1.子どもから犬への関わりが心理的発達に与える影響を調査
犬と暮らすことが子どもに及ぼす影響についての研究は、アレルギーやぜん息など身体的な疾患との関連を調査したものが多く、心理的発達や子どもの感情に関するものはあまり多くはありません。
この度イギリスの西スコットランド大学の心理学の研究チームが、子どもからの犬への愛着や犬に対する行動と、健全な心理的発達との関連についての調査結果を発表しました。
調査のためのデータ収集には、保護者と子どもたち自身を対象にしたオンラインアンケートが利用され、不完全な回答を除いた保護者117人子ども77人の回答が集計されました。
2.子どもの精神的健康や犬への愛着に関する質問でデータ収集
アンケート調査への参加者はソーシャルメディアや公共広告、学校のニュースレターなどを通じて募集されました。参加条件は子どもと保護者の両方の同意を得ていること、子どもの年齢が7歳から13歳であること、少なくとも1匹の犬を飼っていることでした。
回答した子どもの平均年齢は10歳で、女子57%男子43%、犬の所有期間の平均は31ヶ月、複数の犬を飼っている場合は回答者の子どもとの関係が最も近い犬を想定して答えるよう指示されました。
保護者への質問は「ペットの入手先」「子どもは犬の選択に協力したか」「子どもは犬を自分のものだと考えているか」など基本的な関係性の他に、子どもから犬への態度や行動について「全く見られない」から「非常によくある」の6段階で評価されました。

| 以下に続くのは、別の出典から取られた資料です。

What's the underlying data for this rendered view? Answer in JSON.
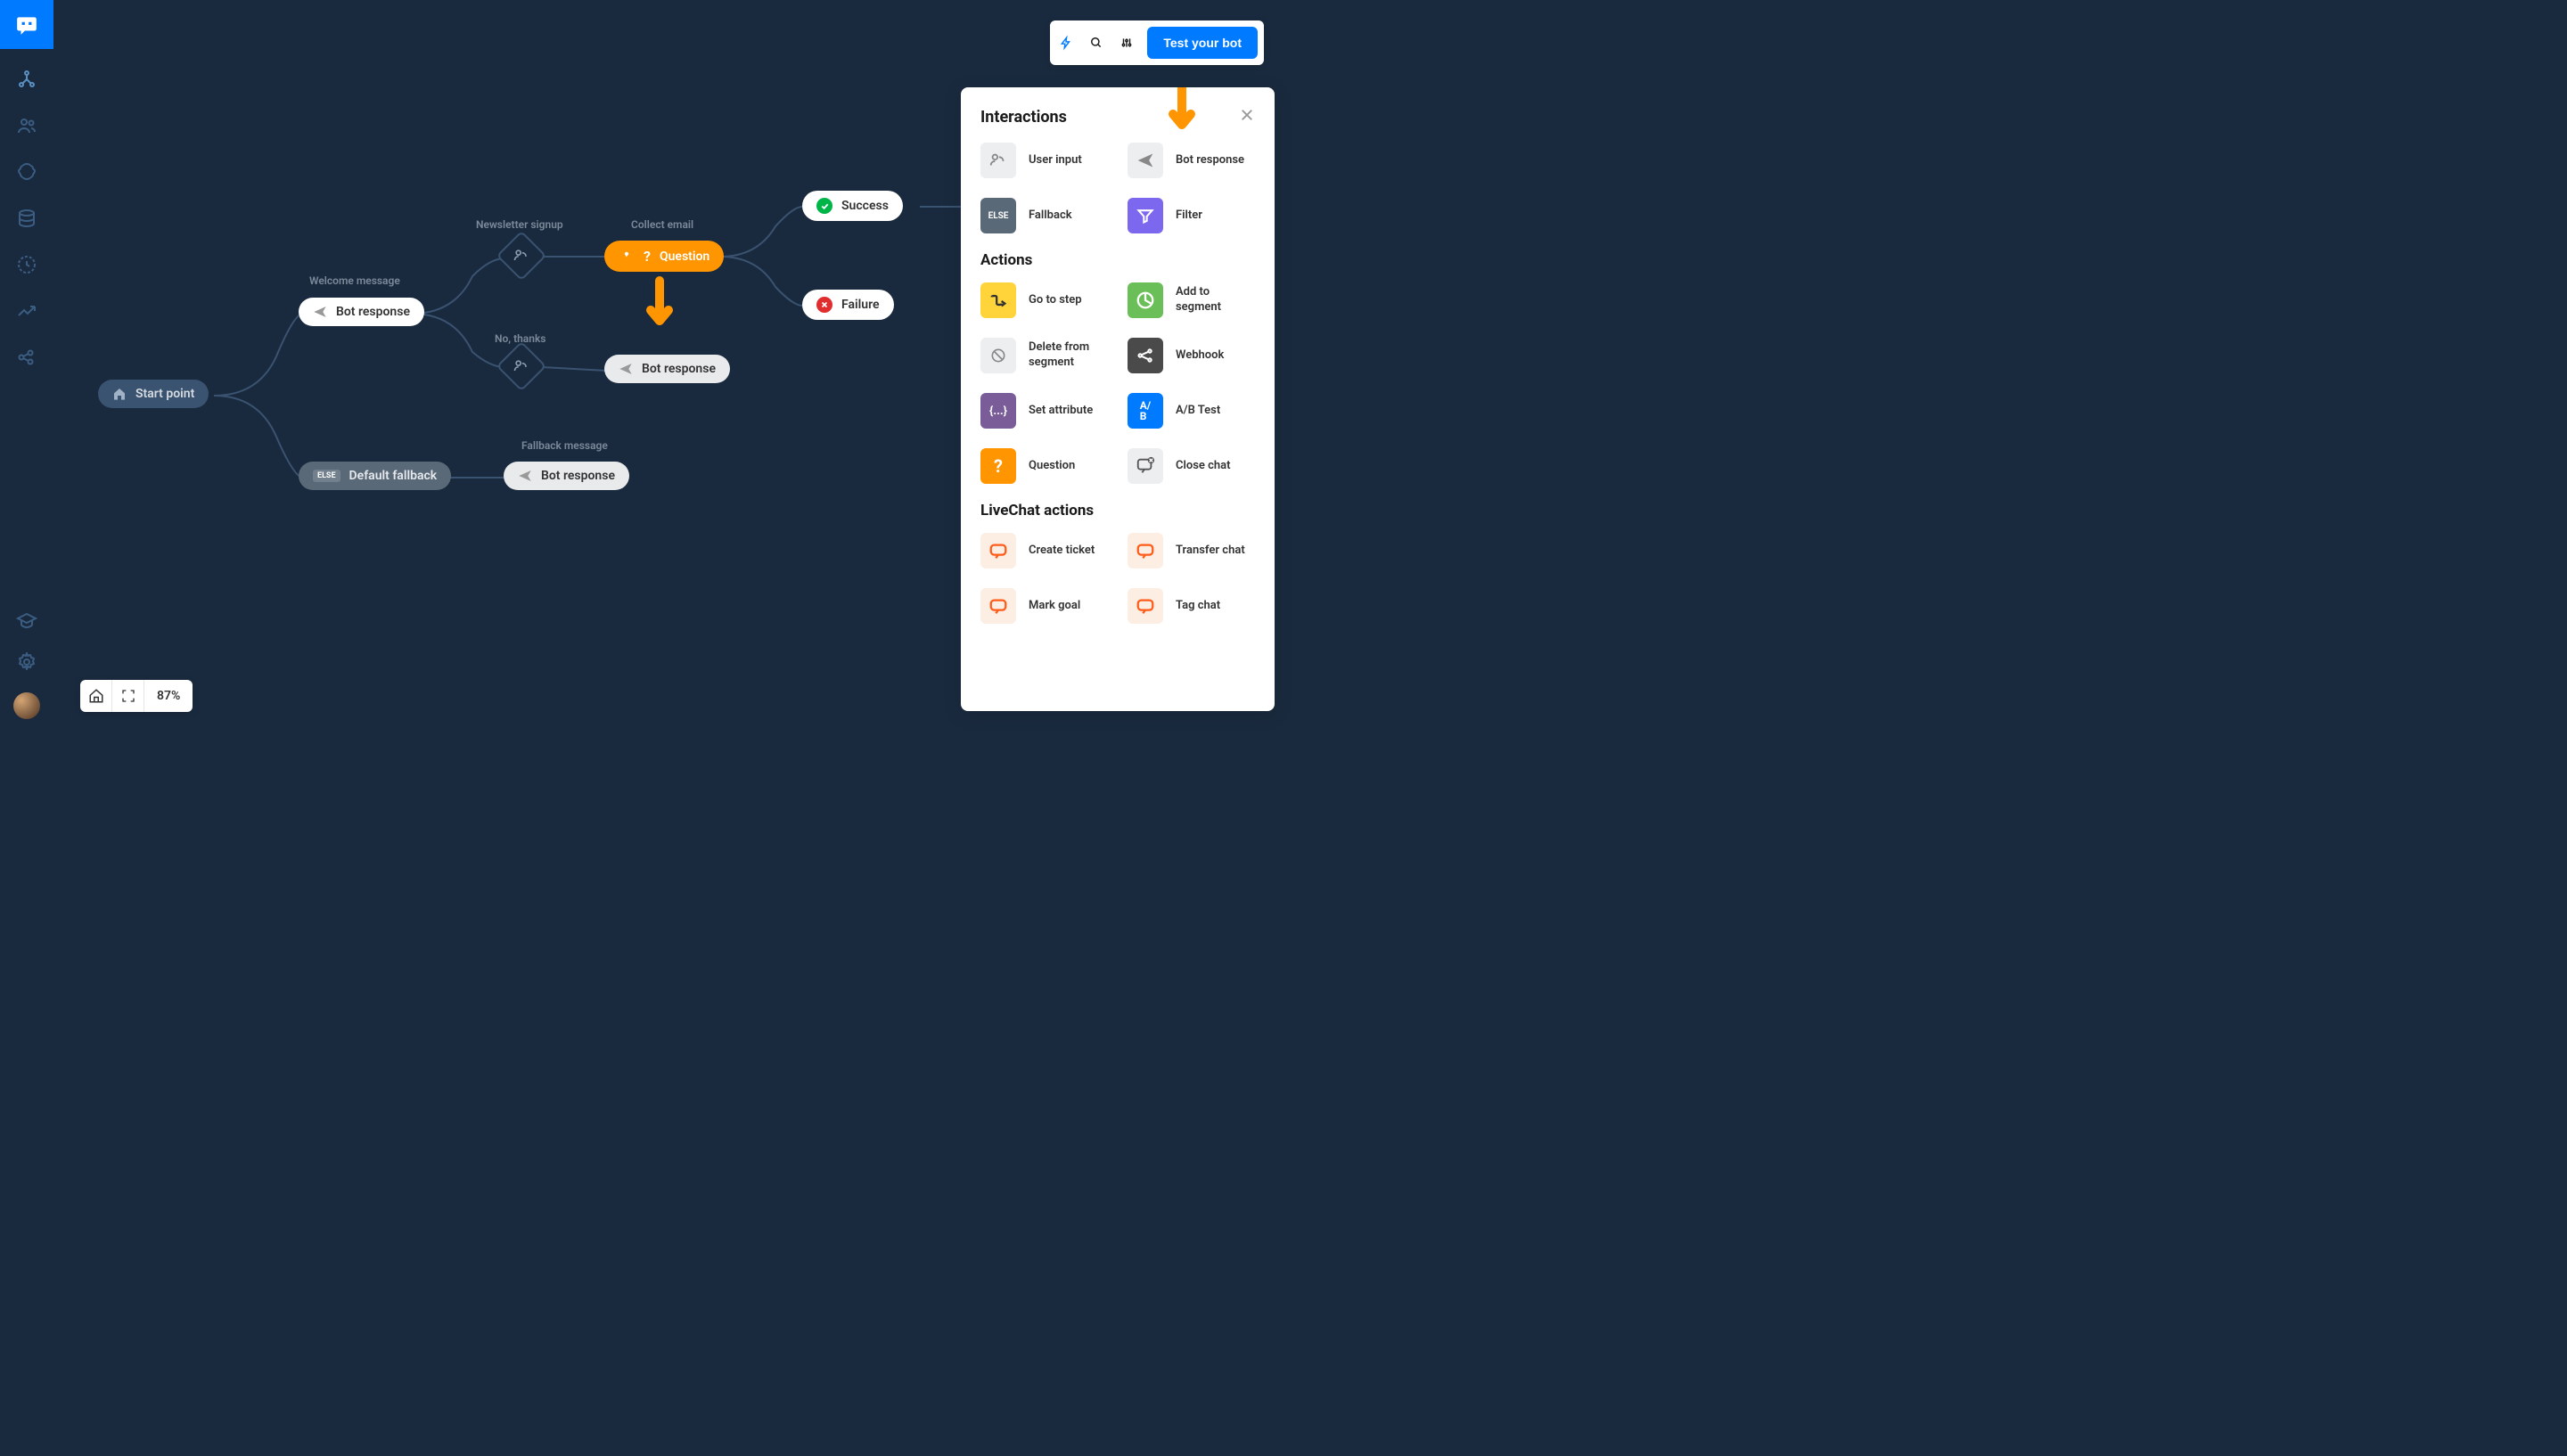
{
  "topbar": {
    "test_button": "Test your bot"
  },
  "zoom": {
    "value": "87%"
  },
  "canvas": {
    "start_point": "Start point",
    "welcome_label": "Welcome message",
    "bot_response_1": "Bot response",
    "newsletter_label": "Newsletter signup",
    "no_thanks_label": "No, thanks",
    "collect_email_label": "Collect email",
    "question_node": "Question",
    "bot_response_2": "Bot response",
    "success_node": "Success",
    "failure_node": "Failure",
    "fallback_label": "Fallback message",
    "default_fallback": "Default fallback",
    "bot_response_3": "Bot response",
    "else_badge": "ELSE"
  },
  "panel": {
    "section_interactions": "Interactions",
    "section_actions": "Actions",
    "section_livechat": "LiveChat actions",
    "items": {
      "user_input": "User input",
      "bot_response": "Bot response",
      "fallback": "Fallback",
      "filter": "Filter",
      "go_to_step": "Go to step",
      "add_to_segment": "Add to segment",
      "delete_from_segment": "Delete from segment",
      "webhook": "Webhook",
      "set_attribute": "Set attribute",
      "ab_test": "A/B Test",
      "question": "Question",
      "close_chat": "Close chat",
      "create_ticket": "Create ticket",
      "transfer_chat": "Transfer chat",
      "mark_goal": "Mark goal",
      "tag_chat": "Tag chat"
    },
    "else_badge": "ELSE"
  }
}
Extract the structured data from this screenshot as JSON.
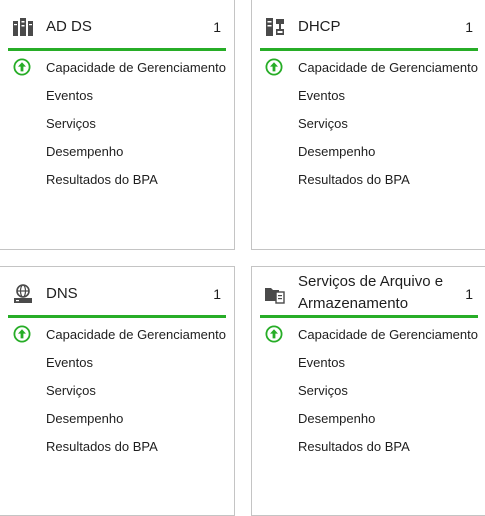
{
  "colors": {
    "accent_bar": "#27ad27",
    "status_up": "#27ad27"
  },
  "tiles": [
    {
      "title": "AD DS",
      "count": "1",
      "icon": "server-role-icon",
      "rows": [
        {
          "label": "Capacidade de Gerenciamento",
          "status": "up-arrow-icon"
        },
        {
          "label": "Eventos"
        },
        {
          "label": "Serviços"
        },
        {
          "label": "Desempenho"
        },
        {
          "label": "Resultados do BPA"
        }
      ]
    },
    {
      "title": "DHCP",
      "count": "1",
      "icon": "server-role-icon",
      "rows": [
        {
          "label": "Capacidade de Gerenciamento",
          "status": "up-arrow-icon"
        },
        {
          "label": "Eventos"
        },
        {
          "label": "Serviços"
        },
        {
          "label": "Desempenho"
        },
        {
          "label": "Resultados do BPA"
        }
      ]
    },
    {
      "title": "DNS",
      "count": "1",
      "icon": "server-role-icon",
      "rows": [
        {
          "label": "Capacidade de Gerenciamento",
          "status": "up-arrow-icon"
        },
        {
          "label": "Eventos"
        },
        {
          "label": "Serviços"
        },
        {
          "label": "Desempenho"
        },
        {
          "label": "Resultados do BPA"
        }
      ]
    },
    {
      "title": "Serviços de Arquivo e Armazenamento",
      "count": "1",
      "icon": "folder-server-icon",
      "rows": [
        {
          "label": "Capacidade de Gerenciamento",
          "status": "up-arrow-icon"
        },
        {
          "label": "Eventos"
        },
        {
          "label": "Serviços"
        },
        {
          "label": "Desempenho"
        },
        {
          "label": "Resultados do BPA"
        }
      ]
    }
  ]
}
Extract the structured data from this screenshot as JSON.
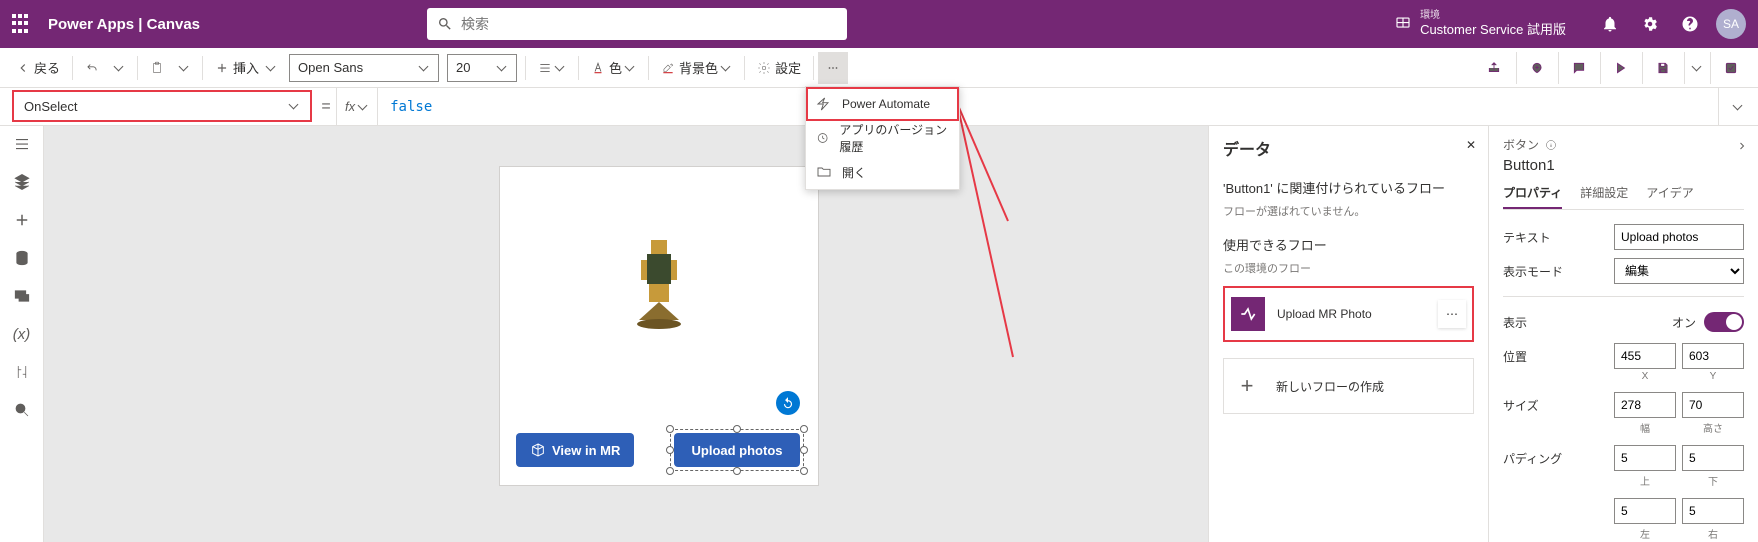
{
  "header": {
    "title": "Power Apps  |  Canvas",
    "search_placeholder": "検索",
    "env_label": "環境",
    "env_value": "Customer Service 試用版",
    "avatar": "SA"
  },
  "toolbar": {
    "back": "戻る",
    "insert": "挿入",
    "font": "Open Sans",
    "size": "20",
    "color": "色",
    "bgcolor": "背景色",
    "settings": "設定"
  },
  "formula": {
    "property": "OnSelect",
    "fx": "fx",
    "value": "false"
  },
  "contextmenu": {
    "powerautomate": "Power Automate",
    "versionhistory": "アプリのバージョン履歴",
    "open": "開く"
  },
  "canvas": {
    "view_in_mr": "View in MR",
    "upload_photos": "Upload photos"
  },
  "datapane": {
    "title": "データ",
    "related_flow": "'Button1' に関連付けられているフロー",
    "noflow": "フローが選ばれていません。",
    "usable_flows": "使用できるフロー",
    "env_flows": "この環境のフロー",
    "flow_name": "Upload MR Photo",
    "new_flow": "新しいフローの作成"
  },
  "proppane": {
    "kind": "ボタン",
    "name": "Button1",
    "tabs": {
      "properties": "プロパティ",
      "advanced": "詳細設定",
      "ideas": "アイデア"
    },
    "text_label": "テキスト",
    "text_value": "Upload photos",
    "displaymode_label": "表示モード",
    "displaymode_value": "編集",
    "visible_label": "表示",
    "visible_on": "オン",
    "position_label": "位置",
    "pos_x": "455",
    "pos_y": "603",
    "ax_x": "X",
    "ax_y": "Y",
    "size_label": "サイズ",
    "size_w": "278",
    "size_h": "70",
    "ax_w": "幅",
    "ax_h": "高さ",
    "padding_label": "パディング",
    "pad_t": "5",
    "pad_b": "5",
    "ax_t": "上",
    "ax_b": "下",
    "pad_l": "5",
    "pad_r": "5",
    "ax_l": "左",
    "ax_r": "右"
  }
}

態度や行動はポジティブなものとネガティブなものに分かれており「犬を撫でる」「犬に話しかける」「犬が寝ている時はそっとしておく」などがポジティブ、「犬に怒鳴ったり叫んだりする」「犬に物を投げつける」などがネガティブです。回答からポジティブ行動とネガティブ行動の平均頻度が算出されました。
保護者への質問ではさらに子どもの精神健康性について6段階での評価が求められました。例えば、思いやり、短気、恐怖心、共感性などについてです。
また、怒った時や悲しい時の感情の調節能力についても6段階の評価が求められました。これらは子どもの精神的健康問題の評価に広く用いられているものです。
子どもたちへの質問は犬への愛着に関するもので「全くない」から「非常によくある」の4段階での評価が求められました。例えば「犬を友達として話しかける」「犬は家族の一員だと考える」「犬といると安心する」などです。これらの回答から犬への愛着スコアが算出されました。
3.子どもから犬への愛着や態度が一定の指標となる可能性
集計された回答を分析すると、愛犬への愛着が強い子どもは犬に対するポジティブな行動が見られる頻度が高く、精神健康性や感情調節における問題が少なかったことがわかりました。
逆に愛犬への愛着が低い子どもはネガティブな行動が見られる頻度が高く、精神健康性や感情調節において問題ありのスコアが高くなっていました。
この研究ではサンプル数が少ない点に注意が必要ですが、子どもの心理的発達という面から見れば、子どもが動物に積極的に関わり世話をすることが有益な影響を与えるという可能性が考えられます。
しかし子どもの心理的発達は非常に複雑であるため、動物との関わりはその一部に過ぎないと意識することも大切です。
一方、犬の福祉という面から見れば「愛着の低さ(または不安定さ)」「ネガティブな行動」「感情調節の困難さ」などに注目することは動物虐待防止にとって重要な意味を持つ可能性もあります。
子どもが家庭のペットにどのように接するかが行為障害の指標となる可能性もあり、さらに研究が必要であるとしています。
過去の精神病理学の研究では、すでに行動障害を示している子どものグループに焦点を合わせる傾向があったそうですが、この研究では一般の集団に焦点を合わせているのが大きな違いです。
なおアンケート調査の参加者の子どもたちのほとんどは愛犬に対して最高レベルの愛着を示しており、犬に対するネガティブな行動の割合は全体的に非常に低いものでした。
まとめ
子どもと保護者へのアンケート調査から、犬への愛着が強い子どもは行動面、精神の健康、感情の調節において問題が少ないという結果が示されたことをご紹介しました。
このような研究は人間とペットのポジティブで安全な関係を作るための策を開発したり、実際の対策の評価をしたりする際に重要な意味を持ちます。子どもと動物の両方が健全で幸せでいるための研究とも言えますね。